Barcelone, Avril 2016

Une douce mélodie résonnait dans l'ensemble de la maison de Ninon. Ses parents étaient partis en week-end, laissant la brune seule chez elle. Bien sûr, comme à chaque départ, elle invitait Sandra pour avoir de la compagnie. L'été commençait à montrer le bout de son nez et les deux jeunes filles se trouvaient dans le jardin au bord de la piscine. En maillot de bain, Ninon pensait à l'avenir de son livre. Sandra s'était occupée de l'envoyer à plusieurs maisons d'édition et cela faisait six mois qu'elles attendaient une réponse. Seulement, elle ne savait pas que sa meilleure amie lui mentait depuis tout ce temps.

La blonde fumait une cigarette, en plein dans ses pensées. En réalité, elle avait reçu un mail, quatre mois auparavant.

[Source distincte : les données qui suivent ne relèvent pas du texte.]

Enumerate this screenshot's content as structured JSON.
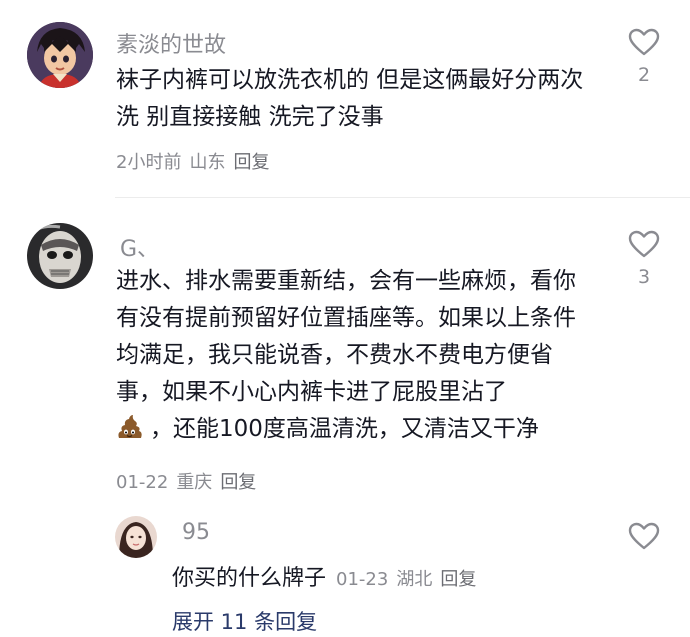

Bonjour, Sandra, nous avons l'honneur de vous informer que votre manuscrit a été repéré par notre comité de lecture. Nous souhaiterons vous proposer un contrat pour publier votre livre.

Sandra n'avait pas réfléchi une seconde et avec accepté leurs propositions sans en parler à Ninon. Elle pensait bien faire, mais n'avait pas lu entre les lignes. Elle avait dit oui pour éditer le roman à son nom et non à celui de son binôme. L'erreur qu'elle avait commise la rongeait et elle ne trouvait pas comment le dire à Ninon. Elle savait pourtant que son amie n'était pas rancunière et qu'en lui expliquant les choses elle comprendrait sûrement. La peur de briser son amitié avec Ninon était plus forte que tout.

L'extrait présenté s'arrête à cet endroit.